In the lawsuit filed in Dallas County District Court, Trinity East claims that the city leased two tracts of land to the company and kept millions in bonus payments, but refused to issue zoning permits that would allow the company to drill on the land. The lawsuit claims that the denial of drilling rights is “arbitrary and capricious” and amounts to taking property with no “just compensation.”
The office of the Dallas city attorney had no immediate comment and said it was still reviewing the lawsuit. Advocates for more restrictive drilling rules in Dallas said that Trinity East was attempting to undermine the civic process and that the lawsuit had no merit.
The lawsuit stems from the August 2008 lease of mineral interests to Trinity East, which brought the city $19 million in bonus payments. On the same day the lease was signed, Mary Suhm, the city manager of Dallas, wrote in a letter that the city was “reasonably confident” that drilling rights would be granted for a tract of parkland, and that the city would use “reasonable efforts” to bring the matter to the city council, which would make the decision on permits.
According to Trinity East, the company would not have entered into the lease without the assurances made in the city manager’s letter. However, the letter did state that drilling rights were not guaranteed and were not legally binding as part of the lease.
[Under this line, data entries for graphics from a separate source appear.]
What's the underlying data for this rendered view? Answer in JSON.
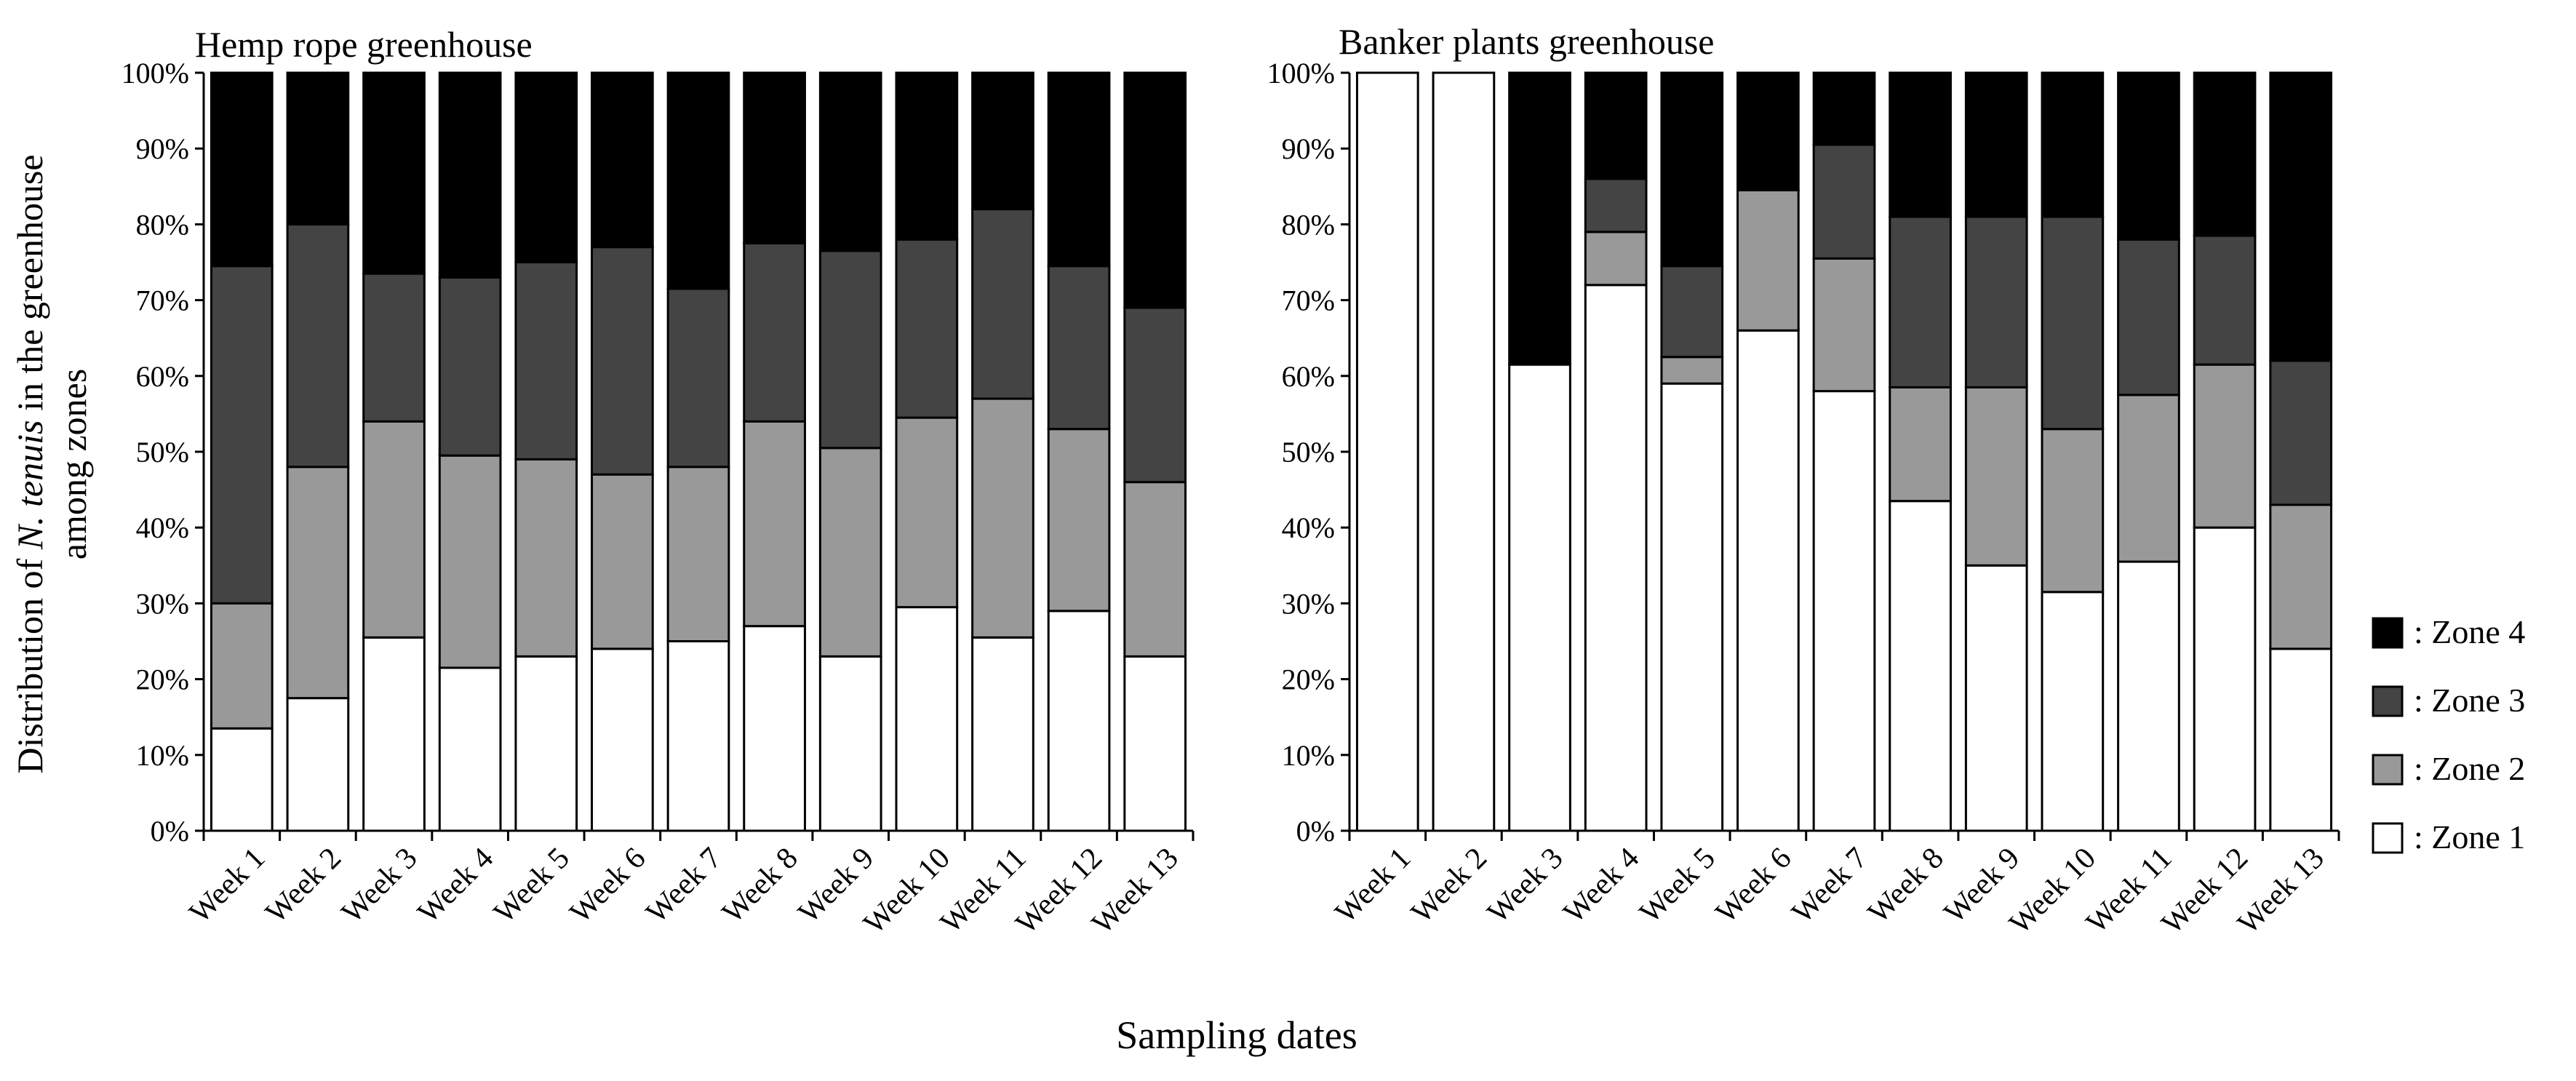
{
  "figure": {
    "ylabel_line1_prefix": "Distribution of ",
    "ylabel_line1_species": "N. tenuis",
    "ylabel_line1_suffix": " in the greenhouse",
    "ylabel_line2": "among zones",
    "xlabel": "Sampling  dates"
  },
  "legend": {
    "placement": "right",
    "items": [
      {
        "label": ": Zone 4",
        "color": "#000000"
      },
      {
        "label": ": Zone 3",
        "color": "#444444"
      },
      {
        "label": ": Zone 2",
        "color": "#999999"
      },
      {
        "label": ": Zone 1",
        "color": "#ffffff"
      }
    ]
  },
  "chart_data": [
    {
      "type": "bar",
      "stacked": true,
      "title": "Hemp rope greenhouse",
      "categories": [
        "Week 1",
        "Week 2",
        "Week 3",
        "Week 4",
        "Week 5",
        "Week 6",
        "Week 7",
        "Week 8",
        "Week 9",
        "Week 10",
        "Week 11",
        "Week 12",
        "Week 13"
      ],
      "yticks": [
        "0%",
        "10%",
        "20%",
        "30%",
        "40%",
        "50%",
        "60%",
        "70%",
        "80%",
        "90%",
        "100%"
      ],
      "ylim": [
        0,
        100
      ],
      "grid": false,
      "series": [
        {
          "name": "Zone 1",
          "color": "#ffffff",
          "values": [
            13.5,
            17.5,
            25.5,
            21.5,
            23,
            24,
            25,
            27,
            23,
            29.5,
            25.5,
            29,
            23
          ]
        },
        {
          "name": "Zone 2",
          "color": "#999999",
          "values": [
            16.5,
            30.5,
            28.5,
            28,
            26,
            23,
            23,
            27,
            27.5,
            25,
            31.5,
            24,
            23
          ]
        },
        {
          "name": "Zone 3",
          "color": "#444444",
          "values": [
            44.5,
            32,
            19.5,
            23.5,
            26,
            30,
            23.5,
            23.5,
            26,
            23.5,
            25,
            21.5,
            23
          ]
        },
        {
          "name": "Zone 4",
          "color": "#000000",
          "values": [
            25.5,
            20,
            26.5,
            27,
            25,
            23,
            28.5,
            22.5,
            23.5,
            22,
            18,
            25.5,
            31
          ]
        }
      ]
    },
    {
      "type": "bar",
      "stacked": true,
      "title": "Banker plants greenhouse",
      "categories": [
        "Week 1",
        "Week 2",
        "Week 3",
        "Week 4",
        "Week 5",
        "Week 6",
        "Week 7",
        "Week 8",
        "Week 9",
        "Week 10",
        "Week 11",
        "Week 12",
        "Week 13"
      ],
      "yticks": [
        "0%",
        "10%",
        "20%",
        "30%",
        "40%",
        "50%",
        "60%",
        "70%",
        "80%",
        "90%",
        "100%"
      ],
      "ylim": [
        0,
        100
      ],
      "grid": false,
      "series": [
        {
          "name": "Zone 1",
          "color": "#ffffff",
          "values": [
            100,
            100,
            61.5,
            72,
            59,
            66,
            58,
            43.5,
            35,
            31.5,
            35.5,
            40,
            24
          ]
        },
        {
          "name": "Zone 2",
          "color": "#999999",
          "values": [
            0,
            0,
            0,
            7,
            3.5,
            18.5,
            17.5,
            15,
            23.5,
            21.5,
            22,
            21.5,
            19
          ]
        },
        {
          "name": "Zone 3",
          "color": "#444444",
          "values": [
            0,
            0,
            0,
            7,
            12,
            0,
            15,
            22.5,
            22.5,
            28,
            20.5,
            17,
            19
          ]
        },
        {
          "name": "Zone 4",
          "color": "#000000",
          "values": [
            0,
            0,
            38.5,
            14,
            25.5,
            15.5,
            9.5,
            19,
            19,
            19,
            22,
            21.5,
            38
          ]
        }
      ]
    }
  ]
}
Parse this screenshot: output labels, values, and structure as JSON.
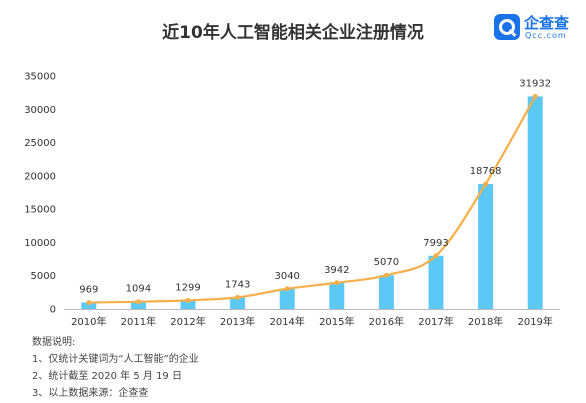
{
  "title": "近10年人工智能相关企业注册情况",
  "brand": {
    "name": "企查查",
    "domain": "Qcc.com",
    "color": "#1a73e8"
  },
  "notes": {
    "heading": "数据说明:",
    "lines": [
      "1、仅统计关键词为“人工智能”的企业",
      "2、统计截至 2020 年 5 月 19 日",
      "3、以上数据来源：企查查"
    ]
  },
  "chart_data": {
    "type": "bar",
    "categories": [
      "2010年",
      "2011年",
      "2012年",
      "2013年",
      "2014年",
      "2015年",
      "2016年",
      "2017年",
      "2018年",
      "2019年"
    ],
    "values": [
      969,
      1094,
      1299,
      1743,
      3040,
      3942,
      5070,
      7993,
      18768,
      31932
    ],
    "data_labels": [
      "969",
      "1094",
      "1299",
      "1743",
      "3040",
      "3942",
      "5070",
      "7993",
      "18768",
      "31932"
    ],
    "ylim": [
      0,
      35000
    ],
    "yticks": [
      0,
      5000,
      10000,
      15000,
      20000,
      25000,
      30000,
      35000
    ],
    "ytick_labels": [
      "0",
      "5000",
      "10000",
      "15000",
      "20000",
      "25000",
      "30000",
      "35000"
    ],
    "overlay": "smooth line through bar tops",
    "grid": false,
    "legend": "none",
    "colors": {
      "bar": "#5bc8f5",
      "line": "#f5b04b",
      "axis_text": "#333333"
    }
  }
}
The drilling permits were finally denied by the city council in March 2013, after years of debate over the city’s drilling regulations and the company’s drilling rights. Five months later, the decision was affirmed after the company appealed.
Two other companies had also leased land from the city for drilling purposes, but they dropped out after the city began to consider stricter drilling regulations.
Dallas modified its drilling regulations in December 2013, requiring a 1,500-foot setback between new rigs, compressor stations and “protected use” areas such as businesses, homes and churches. This is five times larger than the previous setback requirement, and it is one of the strictest in Texas.
Trinity East claims in the lawsuit that inability to drill on the land is likely to cost the company hundreds of millions of dollars over the lifetime of the wells.